# Melbourne - finding a rental property with no job (yet)



## mbc71 (Dec 30, 2011)

I'm going on a rental house hunt for 2 weeks, leaving next Friday. Very excited to finally set foot in Melbourne  I've found a few properties that we like, and have gotten an application form from one of the realtors (to see what is required on the application), and of course it asks where you work, for how long, what your salary is, etc. 

How do new migrants secure rentals when they don't yet have jobs? Anyone have experience with this?

We have savings, so can show bank statements, etc. Hopefully that will be enough. And currently I'm still employed here in the US. So I guess I could list that on the application (though while it is the truth at the time of the application, by the time we move it won't be true anymore). 

We have to secure an Australian address in order to get our pet import permits (the pet import permit application requires it). So I feel like I'm in a weird catch 22 situation right now. If it weren't for the pet situation, we'd be OK getting a short-stay rental, etc. 

Anyway - anyone have advice/experience re: being able to get into a rental property?

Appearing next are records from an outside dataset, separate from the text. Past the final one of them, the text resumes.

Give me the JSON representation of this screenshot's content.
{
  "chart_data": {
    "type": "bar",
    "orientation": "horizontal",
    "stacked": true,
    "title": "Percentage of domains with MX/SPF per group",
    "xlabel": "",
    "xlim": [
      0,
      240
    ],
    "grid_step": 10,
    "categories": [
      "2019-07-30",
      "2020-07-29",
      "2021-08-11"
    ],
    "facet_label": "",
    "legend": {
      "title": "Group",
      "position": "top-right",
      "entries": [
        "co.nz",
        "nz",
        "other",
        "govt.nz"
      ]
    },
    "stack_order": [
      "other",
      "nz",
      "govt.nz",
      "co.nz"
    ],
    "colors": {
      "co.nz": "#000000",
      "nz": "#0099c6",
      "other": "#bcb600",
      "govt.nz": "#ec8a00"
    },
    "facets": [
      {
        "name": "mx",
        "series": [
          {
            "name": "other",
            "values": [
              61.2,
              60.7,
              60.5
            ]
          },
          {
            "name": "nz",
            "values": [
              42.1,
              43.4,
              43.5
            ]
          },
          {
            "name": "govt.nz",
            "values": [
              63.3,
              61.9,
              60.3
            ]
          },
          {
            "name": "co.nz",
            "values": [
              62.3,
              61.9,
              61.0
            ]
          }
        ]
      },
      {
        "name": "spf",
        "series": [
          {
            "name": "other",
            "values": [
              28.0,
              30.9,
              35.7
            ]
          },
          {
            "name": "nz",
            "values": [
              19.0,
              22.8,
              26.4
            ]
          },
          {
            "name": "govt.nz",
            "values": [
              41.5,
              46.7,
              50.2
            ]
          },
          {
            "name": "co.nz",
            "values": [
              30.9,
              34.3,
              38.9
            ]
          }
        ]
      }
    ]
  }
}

Sent from my iPad using ExpatForum


----------



## teejay212 (Aug 20, 2010)

Mbc71,

I suggest the easiest and simplest way (If you can afford it) is to offer to pay the first 6 or 12 months up front. My nephew came over from the UK to Perth and paid 6 months up front - he moved in within 10 days of arriving - it gives you a better chance of securing a place more easily !! TJ


----------



## dunnmat (Mar 25, 2012)

Yeh agree with teejay we offered rent in advance to get a place. However, must stress not to rent a place without first viewing. Have you not got a friend who's address u can use for the pets?


----------



## mbc71 (Dec 30, 2011)

Thanks for the advice re: offering to pay rent up front... Will definitely do that. I'm here in Melbourne now (got here on Sunday), am going to view a rental property today (and have a lot more inspections lined up this week).


----------



## Lavanya L (Sep 14, 2013)

Yes, it occurs in many people's life when shifting from a place to place. By god's grace some people search through real estate websites to avoid roaming and searching property and save money.


----------